As Die My Love begins, Grace (Jennifer Lawrence) and Jackson (Robert Pattinson) are inspecting the house they’re about to move into. Their conversation is plain and familiar. It’s a realistic depiction of how this young couple would talk about this pending change, without regard for updating an audience and with the shared familiarity that makes it feel like they don’t need to rehash decisions already made. Director Lynne Ramsay shoots the scene from a distance, the interior of the house appearing as boxes within boxes. Soon, the film implies, Grace will be confined.
Ramsay’s new film, her first in eight years, is officially adapted from a 2012 novel by Ariana Harwicz. No matter its foundational source, it feels like a pure distillation of Ramsay’s dark, cynical, confrontational sensibility. The film is presented as a series of narrative fragments. Grace and Jackson move in and celebrate their time together with the freewheeling, small-scale recklessness of young love. Then, Grace gets pregnant and has a child. Seemingly all at once, everything changes. The verve vanishes from the marriage, and spends long, lonely days in the isolated house. She is perhaps suffering from postpartum depression, or maybe these are interior troubles that she’s always experienced. The situation is simply bringing them to the surface.
Again, Ramsay is less interested in shaping a narrative with familiar, easily recognizable beats. She instead wants to plunge the viewer into the torrent of discomfort and uncertainty that Grace feels. It is often difficult to pin down what is something that all the characters are experiencing and what is a manifestation of Grace’s unraveling mind. In the motorcyclist who rides by the house really there? Is he an invented projection that represents Grace’s desire to be rescued from her domestication? Is he somehow both at once? Ramsay isn’t interested in providing any answers. For her, unsettling questions are satisfying all on their own.

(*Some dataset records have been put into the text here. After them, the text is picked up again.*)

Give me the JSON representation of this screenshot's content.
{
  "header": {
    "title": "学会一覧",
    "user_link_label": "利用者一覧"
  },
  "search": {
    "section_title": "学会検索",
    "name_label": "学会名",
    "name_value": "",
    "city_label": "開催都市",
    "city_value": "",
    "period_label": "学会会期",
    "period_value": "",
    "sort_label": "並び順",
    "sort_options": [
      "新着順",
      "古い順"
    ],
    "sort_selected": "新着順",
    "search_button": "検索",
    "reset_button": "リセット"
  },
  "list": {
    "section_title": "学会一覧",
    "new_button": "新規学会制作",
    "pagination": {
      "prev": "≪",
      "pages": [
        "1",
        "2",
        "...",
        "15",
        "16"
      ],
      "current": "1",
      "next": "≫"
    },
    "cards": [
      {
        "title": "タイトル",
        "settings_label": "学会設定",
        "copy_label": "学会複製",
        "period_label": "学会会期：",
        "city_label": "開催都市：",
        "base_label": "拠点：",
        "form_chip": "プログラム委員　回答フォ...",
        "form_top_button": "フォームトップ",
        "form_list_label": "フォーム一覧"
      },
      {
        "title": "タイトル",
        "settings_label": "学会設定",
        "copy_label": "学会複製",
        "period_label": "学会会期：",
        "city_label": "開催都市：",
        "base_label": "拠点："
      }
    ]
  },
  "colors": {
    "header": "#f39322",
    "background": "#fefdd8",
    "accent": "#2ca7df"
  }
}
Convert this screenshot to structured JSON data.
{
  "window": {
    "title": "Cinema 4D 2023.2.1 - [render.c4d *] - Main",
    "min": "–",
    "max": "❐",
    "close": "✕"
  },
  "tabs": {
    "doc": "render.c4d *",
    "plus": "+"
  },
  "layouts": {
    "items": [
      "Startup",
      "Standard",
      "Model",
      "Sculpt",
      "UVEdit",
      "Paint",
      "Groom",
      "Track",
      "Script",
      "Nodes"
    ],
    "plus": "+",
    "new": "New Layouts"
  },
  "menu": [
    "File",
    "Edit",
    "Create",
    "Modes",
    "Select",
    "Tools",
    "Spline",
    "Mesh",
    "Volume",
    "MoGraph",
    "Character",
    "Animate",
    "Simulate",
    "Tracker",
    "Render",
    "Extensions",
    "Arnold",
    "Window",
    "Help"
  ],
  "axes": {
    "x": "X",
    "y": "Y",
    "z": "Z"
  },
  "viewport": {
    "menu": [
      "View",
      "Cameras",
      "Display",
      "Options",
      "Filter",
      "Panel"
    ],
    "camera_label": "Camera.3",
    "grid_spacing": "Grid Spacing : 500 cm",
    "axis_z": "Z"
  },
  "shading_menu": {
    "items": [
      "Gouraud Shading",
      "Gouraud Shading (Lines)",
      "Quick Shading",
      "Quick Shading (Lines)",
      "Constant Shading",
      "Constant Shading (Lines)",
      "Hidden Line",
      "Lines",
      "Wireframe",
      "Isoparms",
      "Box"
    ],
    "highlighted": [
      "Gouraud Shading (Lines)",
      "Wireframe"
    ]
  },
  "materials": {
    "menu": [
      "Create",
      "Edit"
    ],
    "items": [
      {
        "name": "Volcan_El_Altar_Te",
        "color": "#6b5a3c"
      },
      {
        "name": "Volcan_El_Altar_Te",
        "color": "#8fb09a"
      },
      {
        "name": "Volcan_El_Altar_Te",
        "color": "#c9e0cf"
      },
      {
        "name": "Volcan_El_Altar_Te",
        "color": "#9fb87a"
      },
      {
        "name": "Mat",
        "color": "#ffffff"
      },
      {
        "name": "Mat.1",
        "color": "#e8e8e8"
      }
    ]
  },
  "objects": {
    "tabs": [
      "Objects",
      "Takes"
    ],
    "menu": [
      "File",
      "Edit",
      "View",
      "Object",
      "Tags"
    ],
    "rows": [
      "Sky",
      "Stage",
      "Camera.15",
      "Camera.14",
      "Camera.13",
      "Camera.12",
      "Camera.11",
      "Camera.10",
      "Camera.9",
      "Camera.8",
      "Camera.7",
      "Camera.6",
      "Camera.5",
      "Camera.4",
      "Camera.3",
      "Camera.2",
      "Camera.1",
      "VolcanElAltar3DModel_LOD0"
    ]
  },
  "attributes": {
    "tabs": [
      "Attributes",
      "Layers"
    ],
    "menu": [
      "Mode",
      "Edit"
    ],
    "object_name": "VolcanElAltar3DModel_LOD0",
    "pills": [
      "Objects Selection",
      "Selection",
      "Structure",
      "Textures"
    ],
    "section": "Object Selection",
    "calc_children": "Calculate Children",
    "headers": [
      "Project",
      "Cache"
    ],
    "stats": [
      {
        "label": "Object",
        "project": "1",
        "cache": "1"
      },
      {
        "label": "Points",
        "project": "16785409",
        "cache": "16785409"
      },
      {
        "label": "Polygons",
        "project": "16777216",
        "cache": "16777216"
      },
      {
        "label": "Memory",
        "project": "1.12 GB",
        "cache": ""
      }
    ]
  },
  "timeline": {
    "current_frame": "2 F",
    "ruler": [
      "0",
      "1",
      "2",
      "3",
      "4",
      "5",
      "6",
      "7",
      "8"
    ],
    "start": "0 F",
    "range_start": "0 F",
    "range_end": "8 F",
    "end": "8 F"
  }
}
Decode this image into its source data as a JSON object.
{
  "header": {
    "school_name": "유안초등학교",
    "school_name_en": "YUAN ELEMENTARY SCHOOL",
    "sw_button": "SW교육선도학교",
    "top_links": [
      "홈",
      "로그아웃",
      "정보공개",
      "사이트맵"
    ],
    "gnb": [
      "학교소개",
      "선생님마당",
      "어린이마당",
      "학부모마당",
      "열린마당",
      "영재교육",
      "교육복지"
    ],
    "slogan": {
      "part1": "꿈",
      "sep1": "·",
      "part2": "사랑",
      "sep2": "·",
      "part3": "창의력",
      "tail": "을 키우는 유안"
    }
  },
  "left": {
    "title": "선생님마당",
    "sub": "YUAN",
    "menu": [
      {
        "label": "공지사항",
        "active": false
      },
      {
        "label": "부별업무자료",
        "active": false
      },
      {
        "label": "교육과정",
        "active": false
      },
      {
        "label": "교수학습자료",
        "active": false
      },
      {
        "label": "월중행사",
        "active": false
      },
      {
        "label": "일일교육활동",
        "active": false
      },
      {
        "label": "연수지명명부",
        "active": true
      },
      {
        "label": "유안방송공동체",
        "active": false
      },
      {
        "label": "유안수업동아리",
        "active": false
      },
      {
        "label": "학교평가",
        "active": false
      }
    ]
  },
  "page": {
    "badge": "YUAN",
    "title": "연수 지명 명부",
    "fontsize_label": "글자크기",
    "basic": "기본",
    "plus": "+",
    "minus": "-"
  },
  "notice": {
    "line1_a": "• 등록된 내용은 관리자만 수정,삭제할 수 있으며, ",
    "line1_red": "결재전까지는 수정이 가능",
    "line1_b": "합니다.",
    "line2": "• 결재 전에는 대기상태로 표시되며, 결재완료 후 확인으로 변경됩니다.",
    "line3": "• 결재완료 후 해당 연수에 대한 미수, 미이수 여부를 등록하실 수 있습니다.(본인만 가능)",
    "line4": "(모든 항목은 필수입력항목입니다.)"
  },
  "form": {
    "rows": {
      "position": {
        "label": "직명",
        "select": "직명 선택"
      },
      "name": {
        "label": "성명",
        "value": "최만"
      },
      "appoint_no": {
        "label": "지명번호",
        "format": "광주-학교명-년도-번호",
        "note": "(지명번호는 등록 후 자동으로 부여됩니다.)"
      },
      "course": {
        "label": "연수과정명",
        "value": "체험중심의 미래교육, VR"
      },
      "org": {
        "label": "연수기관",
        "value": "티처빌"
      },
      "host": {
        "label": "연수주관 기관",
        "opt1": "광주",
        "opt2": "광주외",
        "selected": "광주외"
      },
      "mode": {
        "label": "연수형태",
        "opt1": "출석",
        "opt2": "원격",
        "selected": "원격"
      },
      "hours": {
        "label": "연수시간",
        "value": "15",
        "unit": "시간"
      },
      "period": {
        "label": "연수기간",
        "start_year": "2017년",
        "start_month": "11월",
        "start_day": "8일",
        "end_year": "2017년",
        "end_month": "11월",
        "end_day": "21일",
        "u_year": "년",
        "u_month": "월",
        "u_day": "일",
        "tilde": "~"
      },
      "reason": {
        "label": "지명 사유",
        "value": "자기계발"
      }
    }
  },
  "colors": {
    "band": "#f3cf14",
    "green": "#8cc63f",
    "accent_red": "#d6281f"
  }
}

Ramsay’s approach can be a challenge. Die My Love sometimes threatens to be broiled to a crispy husk by its own abstractions. Lawrence keeps it tethered to emotions that are true. She refortifies her reputation as a uncommonly fearless actor, scraping away at the anger that simultaneous animates and smothers Grace. Though the sheer force of her acting, she makes the film into a exploration rather than an experiment. She is the pathfinder, helping everyone else involved in the project find their way. That observation isn’t meant to diminish Ramsay’s craft. Ramsay gives Lawrence the space to do this work and shapes seemingly raw, harsh takes into a compelling whole. Grace might detached from those who she relies on for emotional balance, but Lawrence and Ramsay are so solidly in sync that they together create a performance that is a cinematic astonishment.